Maren Hansen August 18, 2009 at 9:44 AM  

Excellent editing, Erin. You make me look good... :) Now wish me luck on baby numero cinqo!

Anna August 18, 2009 at 10:07 AM  

Great post Maren. I agree with all you have said. I struggled to keep my milk supply and six months was the longest I went. Each time my milk dried up I was devastated. I wish I'd gone and got more professional help to get my supply up. My pediatricians never had very good advice. They just told me to supplement with formula. Anyway, good info.

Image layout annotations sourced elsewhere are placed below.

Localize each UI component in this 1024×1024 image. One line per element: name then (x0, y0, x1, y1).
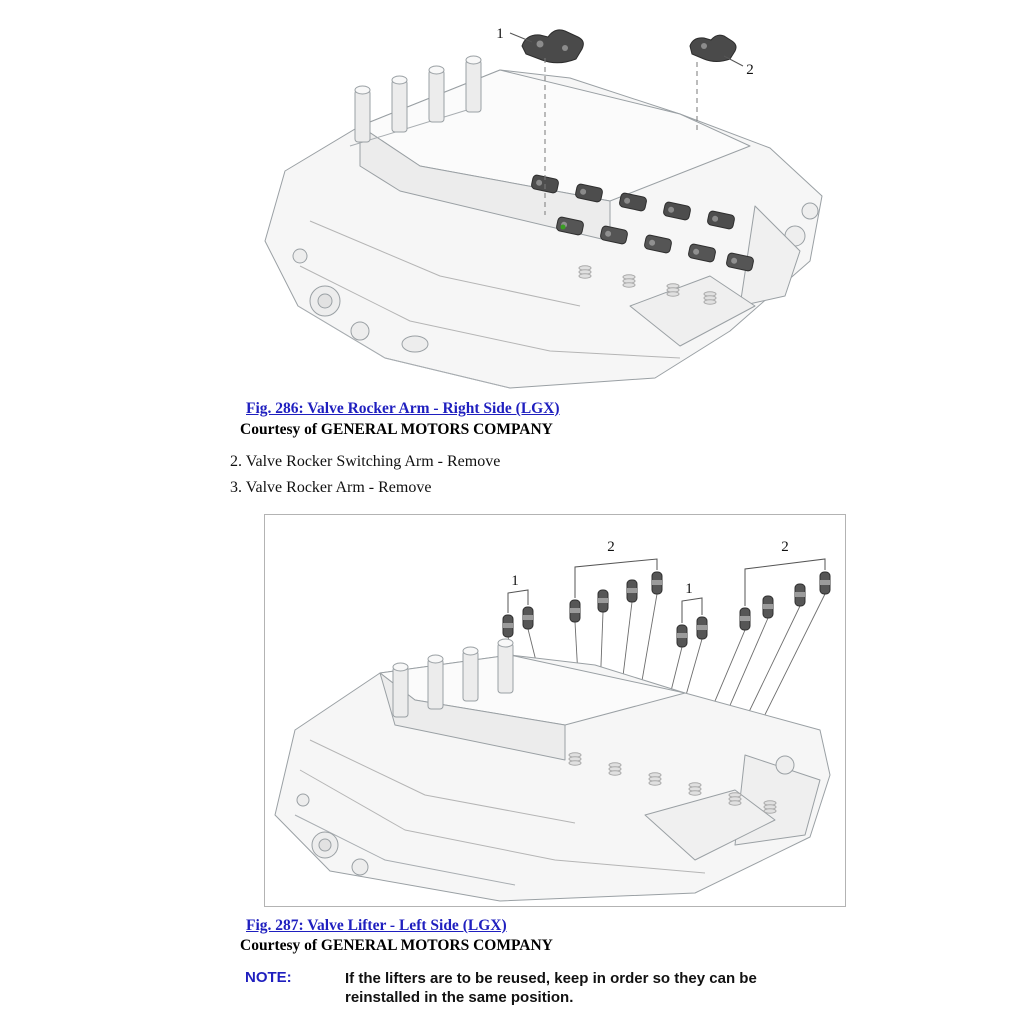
step-item-3: 3. Valve Rocker Arm - Remove (230, 479, 432, 496)
callout-brackets (507, 558, 826, 623)
callout-group-1: 1 (511, 573, 519, 589)
step-item-2: 2. Valve Rocker Switching Arm - Remove (230, 453, 501, 470)
callout-group-2: 2 (607, 539, 615, 555)
figure-287: 1 2 1 2 (264, 514, 846, 907)
valve-springs-icon (578, 265, 717, 305)
figure-286: 1 2 (210, 6, 830, 398)
engine-illustration-rocker-right-icon: 1 2 (264, 26, 823, 389)
note-text: If the lifters are to be reused, keep in… (345, 970, 757, 1006)
callout-2: 2 (746, 62, 754, 78)
coil-towers-icon (392, 638, 514, 718)
valve-lifters-icon (502, 571, 831, 648)
callout-group-3: 1 (685, 581, 693, 597)
callout-line-2 (723, 55, 744, 67)
engine-illustration-lifters-left-icon: 1 2 1 2 (274, 539, 831, 902)
figure-286-courtesy: Courtesy of GENERAL MOTORS COMPANY (240, 421, 553, 438)
callout-line-1 (509, 32, 533, 43)
note-block: NOTE: If the lifters are to be reused, k… (245, 969, 800, 1007)
removed-rocker-arm-2-icon (689, 34, 737, 62)
coil-towers-icon (354, 55, 482, 143)
valve-springs-icon (568, 752, 777, 814)
figure-286-link[interactable]: Fig. 286: Valve Rocker Arm - Right Side … (246, 400, 560, 417)
note-label: NOTE: (245, 969, 292, 986)
callout-group-4: 2 (781, 539, 789, 555)
figure-287-caption: Fig. 287: Valve Lifter - Left Side (LGX) (246, 917, 507, 935)
figure-287-courtesy: Courtesy of GENERAL MOTORS COMPANY (240, 937, 553, 954)
callout-1: 1 (496, 26, 504, 42)
green-mark (560, 224, 566, 230)
figure-286-caption: Fig. 286: Valve Rocker Arm - Right Side … (246, 400, 560, 418)
figure-287-link[interactable]: Fig. 287: Valve Lifter - Left Side (LGX) (246, 917, 507, 934)
removed-rocker-arm-1-icon (521, 29, 584, 64)
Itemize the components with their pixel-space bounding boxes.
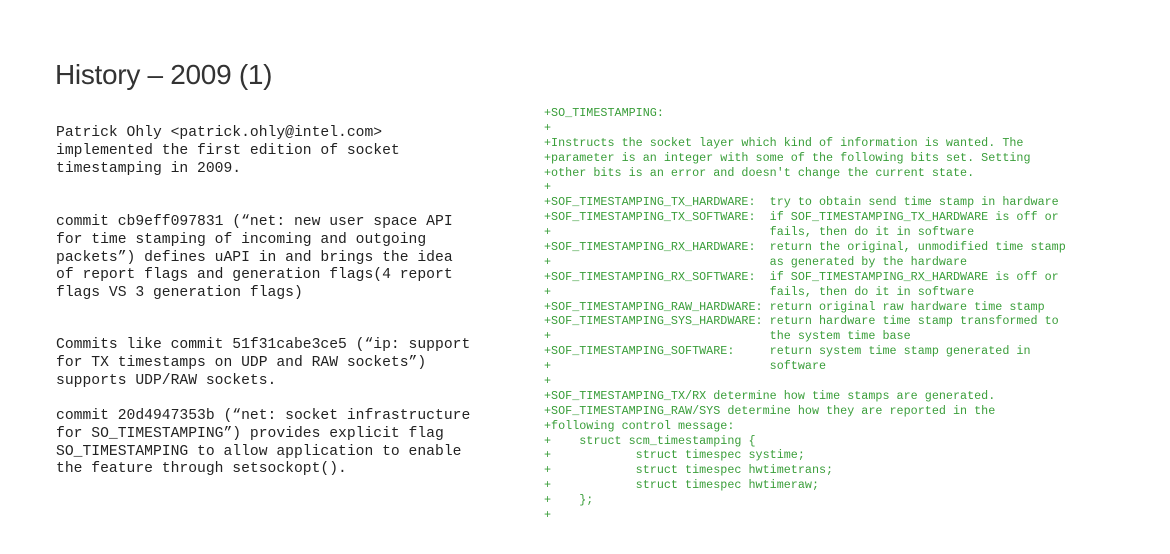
code-line: +SOF_TIMESTAMPING_RX_SOFTWARE: if SOF_TI… (544, 269, 1059, 284)
code-line: + fails, then do it in software (544, 284, 975, 299)
paragraph-line: flags VS 3 generation flags) (56, 285, 303, 302)
code-line: +SOF_TIMESTAMPING_RAW/SYS determine how … (544, 403, 996, 418)
paragraph-line: SO_TIMESTAMPING to allow application to … (56, 443, 462, 460)
paragraph-line: for SO_TIMESTAMPING”) provides explicit … (56, 425, 444, 442)
code-line: + as generated by the hardware (544, 254, 968, 269)
code-line: +SOF_TIMESTAMPING_RAW_HARDWARE: return o… (544, 299, 1045, 314)
code-line: + struct timespec hwtimeraw; (544, 478, 819, 493)
code-line: + (544, 120, 552, 135)
code-line: + (544, 180, 552, 195)
paragraph-line: for TX timestamps on UDP and RAW sockets… (56, 354, 427, 371)
paragraph-line: supports UDP/RAW sockets. (56, 372, 277, 389)
paragraph-line: timestamping in 2009. (56, 160, 242, 177)
code-line: +following control message: (544, 418, 735, 433)
code-diff-block: +SO_TIMESTAMPING:++Instructs the socket … (544, 106, 1066, 523)
paragraph-author: Patrick Ohly <patrick.ohly@intel.com>imp… (56, 125, 400, 178)
paragraph-line: implemented the first edition of socket (56, 142, 400, 159)
paragraph-line: the feature through setsockopt(). (56, 461, 347, 478)
paragraph-line: commit 20d4947353b (“net: socket infrast… (56, 408, 471, 424)
code-line: + struct timespec systime; (544, 448, 805, 463)
paragraph-line: packets”) defines uAPI in and brings the… (56, 249, 453, 266)
code-line: + struct timespec hwtimetrans; (544, 463, 834, 478)
code-line: + (544, 508, 552, 523)
code-line: +SOF_TIMESTAMPING_SOFTWARE: return syste… (544, 344, 1031, 359)
paragraph-commit-cb9eff: commit cb9eff097831 (“net: new user spac… (56, 214, 453, 303)
paragraph-line: Patrick Ohly <patrick.ohly@intel.com> (56, 125, 383, 141)
code-line: + fails, then do it in software (544, 225, 975, 240)
code-line: + }; (544, 493, 594, 508)
code-line: +SOF_TIMESTAMPING_RX_HARDWARE: return th… (544, 240, 1066, 255)
paragraph-line: Commits like commit 51f31cabe3ce5 (“ip: … (56, 337, 471, 353)
code-line: + struct scm_timestamping { (544, 433, 756, 448)
slide-title: History – 2009 (1) (55, 58, 273, 90)
paragraph-commit-20d494: commit 20d4947353b (“net: socket infrast… (56, 408, 470, 479)
code-line: +other bits is an error and doesn't chan… (544, 165, 975, 180)
code-line: +SOF_TIMESTAMPING_TX_HARDWARE: try to ob… (544, 195, 1059, 210)
paragraph-line: commit cb9eff097831 (“net: new user spac… (56, 214, 453, 230)
code-line: + software (544, 359, 827, 374)
code-line: +SOF_TIMESTAMPING_TX/RX determine how ti… (544, 388, 996, 403)
paragraph-line: of report flags and generation flags(4 r… (56, 267, 453, 284)
code-line: +parameter is an integer with some of th… (544, 150, 1031, 165)
code-line: +SOF_TIMESTAMPING_SYS_HARDWARE: return h… (544, 314, 1059, 329)
code-line: +SOF_TIMESTAMPING_TX_SOFTWARE: if SOF_TI… (544, 210, 1059, 225)
code-line: +SO_TIMESTAMPING: (544, 106, 664, 120)
code-line: + (544, 374, 552, 389)
paragraph-commit-51f31: Commits like commit 51f31cabe3ce5 (“ip: … (56, 337, 470, 390)
code-line: +Instructs the socket layer which kind o… (544, 135, 1024, 150)
code-line: + the system time base (544, 329, 911, 344)
paragraph-line: for time stamping of incoming and outgoi… (56, 231, 427, 248)
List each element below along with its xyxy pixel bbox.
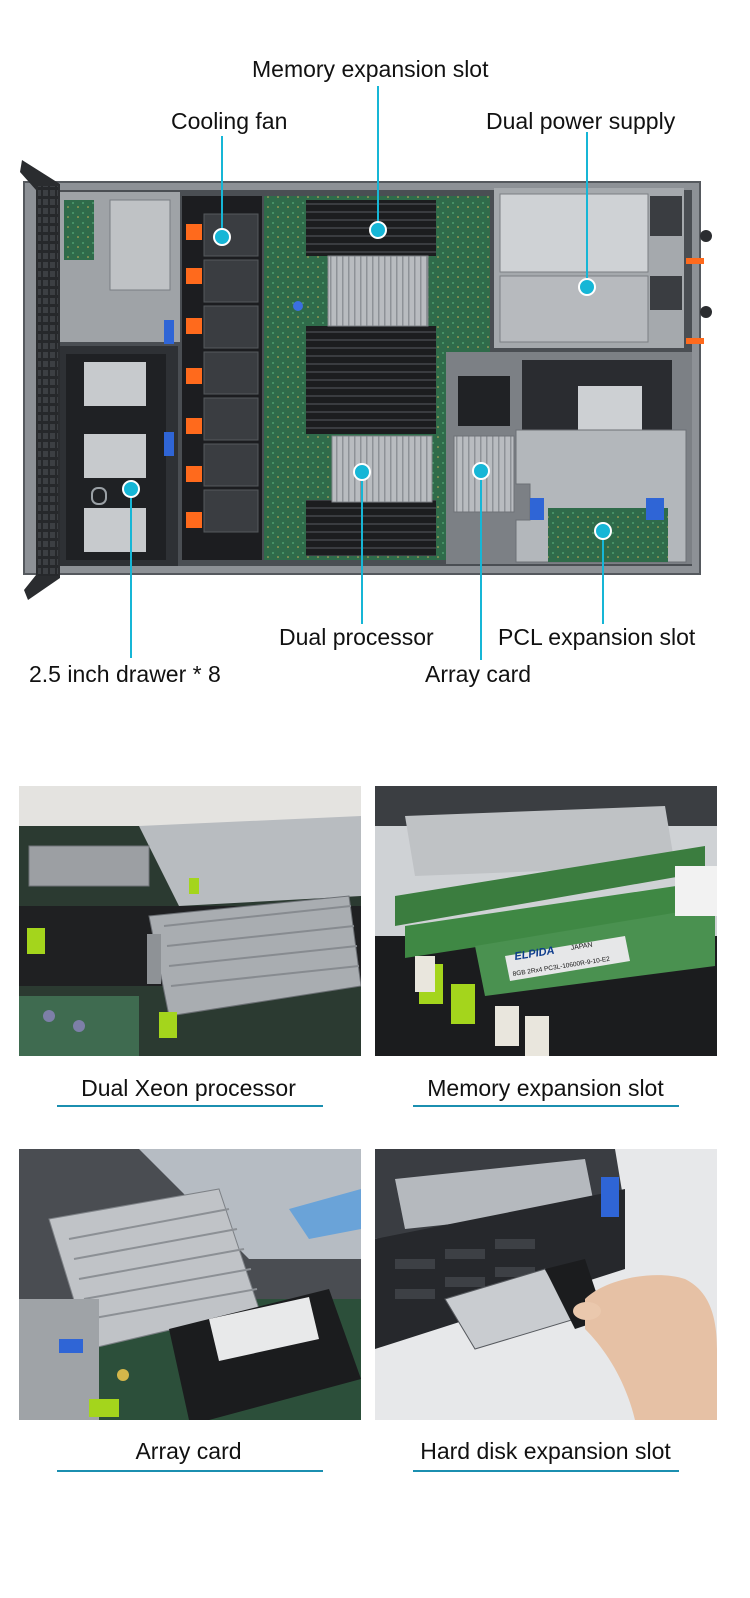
caption-hard-disk-expansion-slot: Hard disk expansion slot [420, 1438, 671, 1464]
caption-underline-1 [57, 1105, 323, 1107]
dot-drawer [122, 480, 140, 498]
ram-origin-label: JAPAN [570, 942, 593, 952]
hard-disk-photo-illustration [375, 1149, 717, 1420]
label-pcl-expansion-slot: PCL expansion slot [498, 624, 696, 650]
caption-underline-3 [57, 1470, 323, 1472]
label-dual-power-supply: Dual power supply [486, 108, 676, 134]
label-dual-processor: Dual processor [279, 624, 434, 650]
dot-dual-power-supply [578, 278, 596, 296]
dimm-bank-middle [306, 326, 436, 434]
photo-dual-xeon-processor [19, 786, 361, 1056]
heatsink-cpu1 [327, 255, 429, 327]
callout-leaders [122, 86, 612, 660]
caption-underline-4 [413, 1470, 679, 1472]
dot-dual-processor [353, 463, 371, 481]
heatsink-cpu2 [331, 435, 433, 503]
label-array-card: Array card [425, 661, 532, 687]
processor-photo-illustration [19, 786, 361, 1056]
label-memory-expansion-slot: Memory expansion slot [252, 56, 489, 82]
label-cooling-fan: Cooling fan [171, 108, 288, 134]
memory-photo-illustration: ELPIDA JAPAN 8GB 2Rx4 PC3L-10600R-9-10-E… [375, 786, 717, 1056]
caption-memory-expansion-slot: Memory expansion slot [427, 1075, 664, 1101]
caption-underline-2 [413, 1105, 679, 1107]
dot-memory-expansion-slot [369, 221, 387, 239]
array-card-photo-illustration [19, 1149, 361, 1420]
photo-array-card [19, 1149, 361, 1420]
server-chassis-illustration [20, 160, 712, 600]
caption-dual-xeon-processor: Dual Xeon processor [81, 1075, 296, 1101]
photo-memory-expansion-slot: ELPIDA JAPAN 8GB 2Rx4 PC3L-10600R-9-10-E… [375, 786, 717, 1056]
dimm-bank-bottom [306, 500, 436, 556]
photo-hard-disk-expansion-slot [375, 1149, 717, 1420]
dot-array-card [472, 462, 490, 480]
caption-array-card: Array card [135, 1438, 242, 1464]
server-diagram: Memory expansion slot Cooling fan Dual p… [0, 0, 750, 720]
dot-pcl-expansion-slot [594, 522, 612, 540]
label-drawer: 2.5 inch drawer * 8 [29, 661, 221, 687]
dot-cooling-fan [213, 228, 231, 246]
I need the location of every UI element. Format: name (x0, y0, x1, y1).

Erin aka Conscious Shopper August 18, 2009 at 9:03 PM  

@Maren - I may have made it look prettier, but it was already a great post!

Elizabeth August 19, 2009 at 7:45 PM  

I want to thank you for being informative and not judgmental. I am a mother who chooses not to breast feed and I have been told a number of times that I am a bad mother and that I should not be blessed with children. I am pregnant with baby number two and I love my children. So again thank you for the info.

Erin aka Conscious Shopper August 19, 2009 at 9:29 PM  

@Elizabeth - You're a great mother! Don't listen to anyone who says differently!

Maren Hansen August 23, 2009 at 11:48 AM  

What I think is sad about the whole controversy is people who do judge your parenting skillz by the simple fact of whether or not you breastfeed. There are so many right ways to raise a child, and focusing on just the one thing is awfully narrow-minded. What I try and keep in mind is that either the person just has no other experience (i.e., it was easy for them to breastfeed, or they've never had kids!) or they are insecure enough to have to self-validate through censure of others. Either way, that person I guess deserves my sympathy and education. :) Thanks for the comments.